As leis de incentivo à cultura, em âmbito
federal, estadual ou municipal, têm como
objetivo estimular o desenvolvimento do setor
cultural do país, através de doação
de recursos financeiros, produtos ou serviços
a projetos previamente aprovados.
A B 64< 4.506 Federal Lei é anualmente
atualizada de modo a permitir que empresas de
todo o território nacional possam deduzir
do Imposto de Renda doações feitas
a instituições filantrópicas/culturais,
etc, desde que reconhecidas como de Utilidade
Pública Federal.
A Lei Federal de Incentivo
à Cultura, conhecida como Lei Rouanet (Lei
8.313/91), regulamentada pelo decreto 455/92 e
alterada pelo Decreto 1.494/95 e pela MP 1.589/97,
institui incentivos fiscais para doações
ou patrocínios a projetos culturais previamente
aprovados pelo Ministério da Cultura, através
do Programa Nacional de Apoio à Cultura,
tais como espetáculos teatrais, produções
cinematográficas, apoio ao patrimônio
histórico, artes plásticas, etc.
Sobre a Lei Rouanet:
As doações ou patrocínios
são limitadas a 4% do valor do IR devido
por pessoa jurídica e 6% do IR devido por
pessoa física.
O que distingue as modalidades de investimento
em patrocínio e doação é
a possibilidade (patrocínio) e a impossibilidade
(doação) de inclusão de despesas
com divulgação e mídia. Em
função desta diferença a
dedução para as doações
é de 40% do valor aplicado somado às
despesas operacionais e para patrocínios
de 30% do valor aplicado somado às despesas
operacionais.
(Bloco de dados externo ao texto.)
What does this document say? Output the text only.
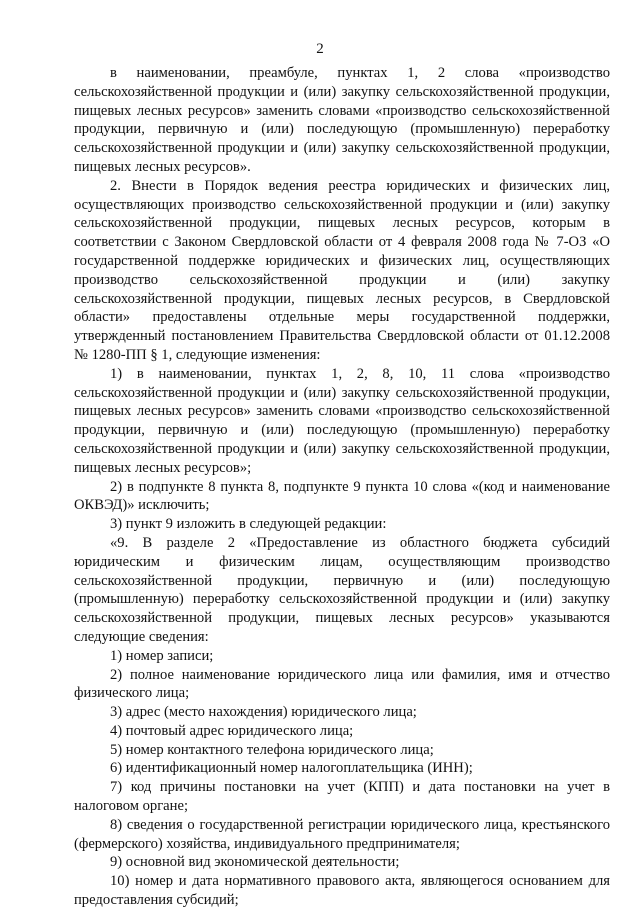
2

в наименовании, преамбуле, пунктах 1, 2 слова «производство сельскохозяйственной продукции и (или) закупку сельскохозяйственной продукции, пищевых лесных ресурсов» заменить словами «производство сельскохозяйственной продукции, первичную и (или) последующую (промышленную) переработку сельскохозяйственной продукции и (или) закупку сельскохозяйственной продукции, пищевых лесных ресурсов».

2. Внести в Порядок ведения реестра юридических и физических лиц, осуществляющих производство сельскохозяйственной продукции и (или) закупку сельскохозяйственной продукции, пищевых лесных ресурсов, которым в соответствии с Законом Свердловской области от 4 февраля 2008 года № 7-ОЗ «О государственной поддержке юридических и физических лиц, осуществляющих производство сельскохозяйственной продукции и (или) закупку сельскохозяйственной продукции, пищевых лесных ресурсов, в Свердловской области» предоставлены отдельные меры государственной поддержки, утвержденный постановлением Правительства Свердловской области от 01.12.2008 № 1280-ПП § 1, следующие изменения:

1) в наименовании, пунктах 1, 2, 8, 10, 11 слова «производство сельскохозяйственной продукции и (или) закупку сельскохозяйственной продукции, пищевых лесных ресурсов» заменить словами «производство сельскохозяйственной продукции, первичную и (или) последующую (промышленную) переработку сельскохозяйственной продукции и (или) закупку сельскохозяйственной продукции, пищевых лесных ресурсов»;

2) в подпункте 8 пункта 8, подпункте 9 пункта 10 слова «(код и наименование ОКВЭД)» исключить;

3) пункт 9 изложить в следующей редакции:

«9. В разделе 2 «Предоставление из областного бюджета субсидий юридическим и физическим лицам, осуществляющим производство сельскохозяйственной продукции, первичную и (или) последующую (промышленную) переработку сельскохозяйственной продукции и (или) закупку сельскохозяйственной продукции, пищевых лесных ресурсов» указываются следующие сведения:

1) номер записи;

2) полное наименование юридического лица или фамилия, имя и отчество физического лица;

3) адрес (место нахождения) юридического лица;

4) почтовый адрес юридического лица;

5) номер контактного телефона юридического лица;

6) идентификационный номер налогоплательщика (ИНН);

7) код причины постановки на учет (КПП) и дата постановки на учет в налоговом органе;

8) сведения о государственной регистрации юридического лица, крестьянского (фермерского) хозяйства, индивидуального предпринимателя;

9) основной вид экономической деятельности;

10) номер и дата нормативного правового акта, являющегося основанием для предоставления субсидий;
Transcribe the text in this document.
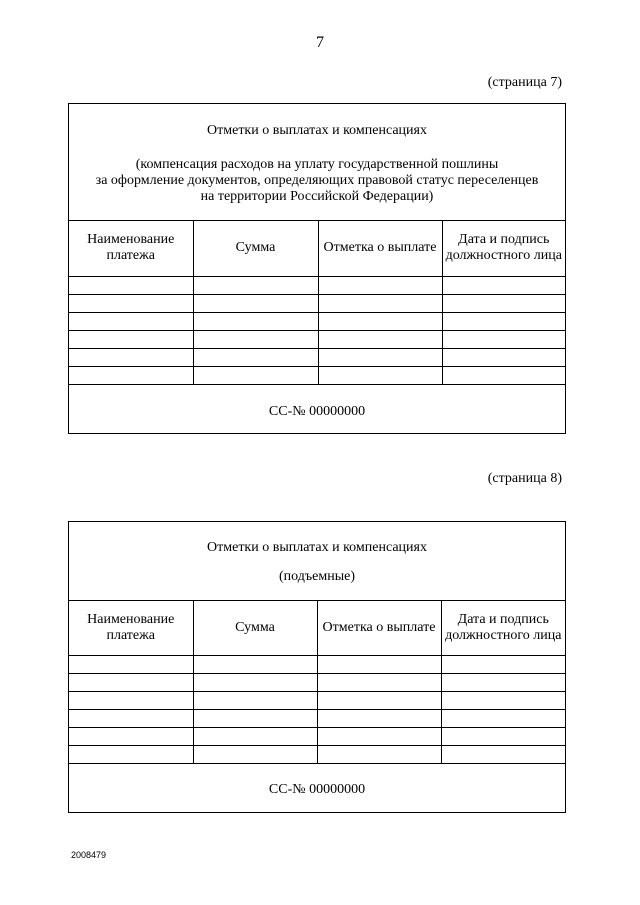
7
(страница 7)
Отметки о выплатах и компенсациях
(компенсация расходов на уплату государственной пошлины
за оформление документов, определяющих правовой статус переселенцев
на территории Российской Федерации)
Наименование платежа	Сумма	Отметка о выплате	Дата и подпись должностного лица

СС-№ 00000000
(страница 8)
Отметки о выплатах и компенсациях
(подъемные)
Наименование платежа	Сумма	Отметка о выплате	Дата и подпись должностного лица

СС-№ 00000000
2008479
Os benefícios da lei não
excluem ou reduzem outros benefícios, além
de serem cumulativos os investimentos incentivados
nos âmbitos do ISS, ICMS e IR.
A Medida Provisória
1589/97 altera a Lei Rouanet facultando pessoas
físicas e jurídicas a deduzir diretamente
do IR o correspondente a 100% dos valores aplicados
em projetos culturais. Este incentivo é
exclusivo para alavancagem de alguns segmentos
culturais identificados pelo Ministério
da Cultura como menos prestigiados pelos mecenas
brasileiros, como, por exemplo, música
erudita e instrumental, doações
de acervos para museus ou bibliotecas públicas,
etc. Lei do Audiovisual (Lei 8.685/93) permite
dedução de imposto de renda de pessoas
físicas e jurídicas que invistam
na produção audiovisual através
de mecanismos da Bolsa de Valores. De acordo com
esta lei, é possível abater 100%
do valor de compra dos Certificados de Investimentos
emitidos pela Comissão de Valores Mobiliários,
até o limite de 3% do IR devido.
Os benefícios concedidos
pela Lei Audiovisual não excluem ou reduzem
outros benefícios. Os recursos investidos
deverão corresponder a, no máximo,
20% do orçamento global. Para obter mais
informações ou esclarecer dúvidas
relacionadas às leis de incentivo, consulte
o site do Ministério da Cultura.
A Lei Rouanet é a Lei Federal de número
8.313, assinada em 1991, que permite às
empresas patrocinadoras um abatimento de até
4% no Imposto de Renda (desde que já disponha
de 20% do valor da proposta). O projeto precisa
ser aprovado pelo Ministério da Cultura,
sendo apresentado à Coordenação
Geral do Mecenato e aprovado pela Comissão
Nacional de Incentivo à Cultura. Lei do
Audiovisual - Lei Federal no 8.685, modificada
pela MP 1515, permite desconto fiscal para quem
comprar cotas de filmes em produção.
O limite do desconto é de 3% para pessoas
jurídicas e de 5% para pessoas físicas,
sobre o Imposto de Renda. O limite de investimento
por projeto é de R$ 3 milhões. Para
serem enquadrados na lei, os projetos devem passar
por uma comissão da Secretaria para o Desenvolvimento
do Audiovisual, em Brasília.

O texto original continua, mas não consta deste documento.